John Richard Thackeray (17 May 1772 – 19 August 1846) was an English churchman and member of the Thackeray literary family.

==Early life==
Thackeray was born on 17 May 1772, the fourth son of Thomas Thackeray (1736–1806), surgeon, of Cambridge and grandson of Thomas Thackeray DD (1693–1760). He attended Rugby School. He received his BA from Pembroke College, University of Cambridge, in 1794 and his MA in 1797.

==Clerical career==
Thackeray was the vicar of Broxted, Essex, from 1810, and the rector of Downham Market and vicar of Wiggenhall St Mary Magdalen, both in Norfolk, from 1811. He was the rector of the parish of Monken Hadley, north of Chipping Barnet, from 1819.

==Family==
Thackeray had brothers Elias (1790), William M. (1788), Frederick (1800), Joseph (1802) and Martin (1802).

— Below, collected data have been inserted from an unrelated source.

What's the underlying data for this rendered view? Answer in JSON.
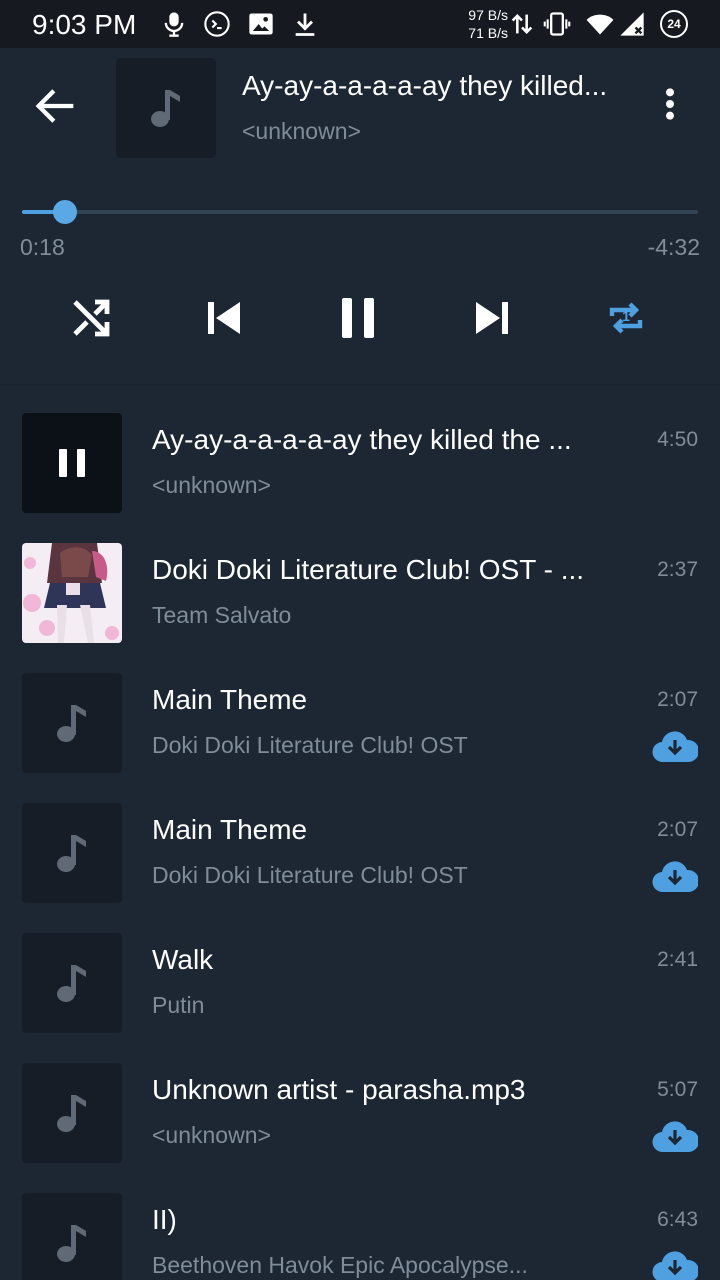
{
  "status_bar": {
    "time": "9:03 PM",
    "net_up": "97 B/s",
    "net_down": "71 B/s",
    "battery": "24",
    "icons": [
      "mic-icon",
      "terminal-icon",
      "image-icon",
      "download-icon",
      "data-arrows-icon",
      "vibrate-icon",
      "wifi-icon",
      "signal-icon",
      "battery-icon"
    ]
  },
  "player": {
    "title": "Ay-ay-a-a-a-a-ay they killed...",
    "artist": "<unknown>",
    "elapsed": "0:18",
    "remaining": "-4:32",
    "progress": 0.064,
    "repeat_badge": "1",
    "accent_color": "#4ea0e0"
  },
  "playlist": [
    {
      "title": "Ay-ay-a-a-a-a-ay they killed the ...",
      "subtitle": "<unknown>",
      "duration": "4:50",
      "playing": true,
      "download": false,
      "art": "pause"
    },
    {
      "title": "Doki Doki Literature Club! OST - ...",
      "subtitle": "Team Salvato",
      "duration": "2:37",
      "playing": false,
      "download": false,
      "art": "image"
    },
    {
      "title": "Main Theme",
      "subtitle": "Doki Doki Literature Club! OST",
      "duration": "2:07",
      "playing": false,
      "download": true,
      "art": "note"
    },
    {
      "title": "Main Theme",
      "subtitle": "Doki Doki Literature Club! OST",
      "duration": "2:07",
      "playing": false,
      "download": true,
      "art": "note"
    },
    {
      "title": "Walk",
      "subtitle": "Putin",
      "duration": "2:41",
      "playing": false,
      "download": false,
      "art": "note"
    },
    {
      "title": "Unknown artist - parasha.mp3",
      "subtitle": "<unknown>",
      "duration": "5:07",
      "playing": false,
      "download": true,
      "art": "note"
    },
    {
      "title": "II)",
      "subtitle": "Beethoven Havok Epic Apocalypse...",
      "duration": "6:43",
      "playing": false,
      "download": true,
      "art": "note"
    }
  ]
}
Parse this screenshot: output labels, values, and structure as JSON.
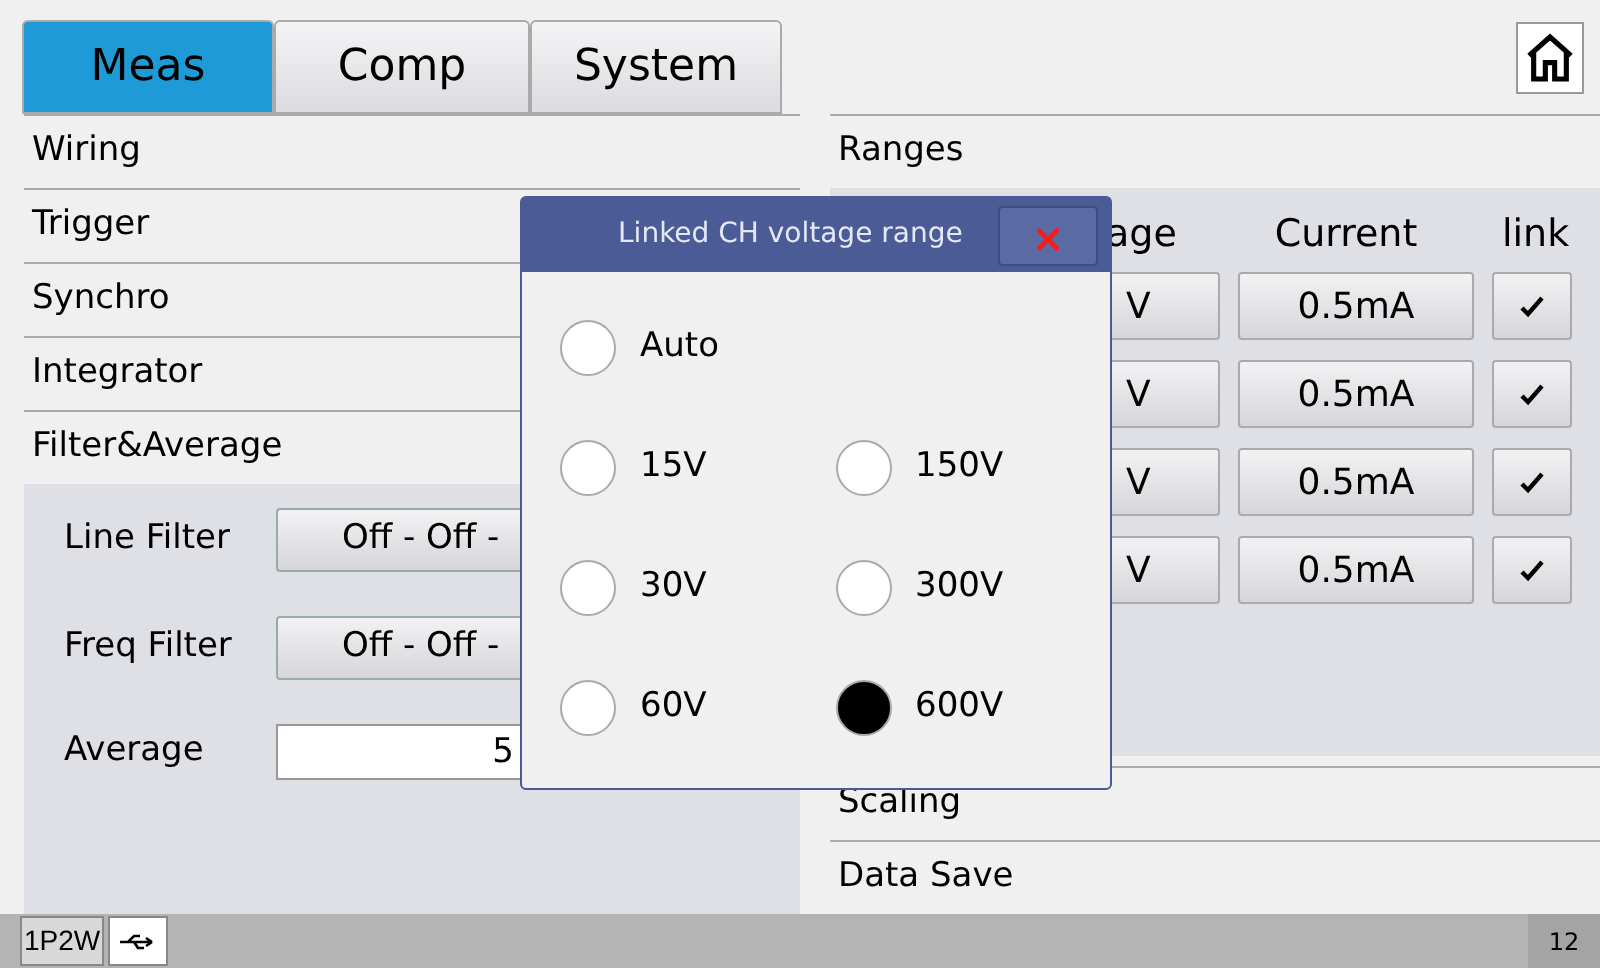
{
  "tabs": [
    {
      "label": "Meas",
      "selected": true
    },
    {
      "label": "Comp",
      "selected": false
    },
    {
      "label": "System",
      "selected": false
    }
  ],
  "left_sections": [
    {
      "label": "Wiring"
    },
    {
      "label": "Trigger"
    },
    {
      "label": "Synchro"
    },
    {
      "label": "Integrator"
    },
    {
      "label": "Filter&Average"
    }
  ],
  "filter_average": {
    "line_filter": {
      "label": "Line Filter",
      "value": "Off - Off -"
    },
    "freq_filter": {
      "label": "Freq Filter",
      "value": "Off - Off -"
    },
    "average": {
      "label": "Average",
      "value": "5"
    }
  },
  "ranges": {
    "title": "Ranges",
    "columns": [
      "age",
      "Current",
      "link"
    ],
    "rows": [
      {
        "voltage": "V",
        "current": "0.5mA",
        "link": true
      },
      {
        "voltage": "V",
        "current": "0.5mA",
        "link": true
      },
      {
        "voltage": "V",
        "current": "0.5mA",
        "link": true
      },
      {
        "voltage": "V",
        "current": "0.5mA",
        "link": true
      }
    ]
  },
  "right_sections": [
    {
      "label": "Scaling"
    },
    {
      "label": "Data Save"
    }
  ],
  "dialog": {
    "title": "Linked CH voltage range",
    "close": "×",
    "options": [
      {
        "label": "Auto",
        "selected": false
      },
      {
        "label": "15V",
        "selected": false
      },
      {
        "label": "150V",
        "selected": false
      },
      {
        "label": "30V",
        "selected": false
      },
      {
        "label": "300V",
        "selected": false
      },
      {
        "label": "60V",
        "selected": false
      },
      {
        "label": "600V",
        "selected": true
      }
    ]
  },
  "status_bar": {
    "wiring": "1P2W",
    "page": "12"
  }
}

He married at Hatfield on 13 December 1810, Marianne Franks, daughter of William Franks of Beech Hill Park, Hadley Wood, and Fitzroy Square. The couple had a son, Richard W. (1833) and two daughters. Marianne died 23 March 1855.

==Death==
Thackeray died on 19 August 1846 at Hadley after a short illness and he was buried on 24 August in a vault underneath the south transept of his own church St Mary the Virgin, Monken Hadley.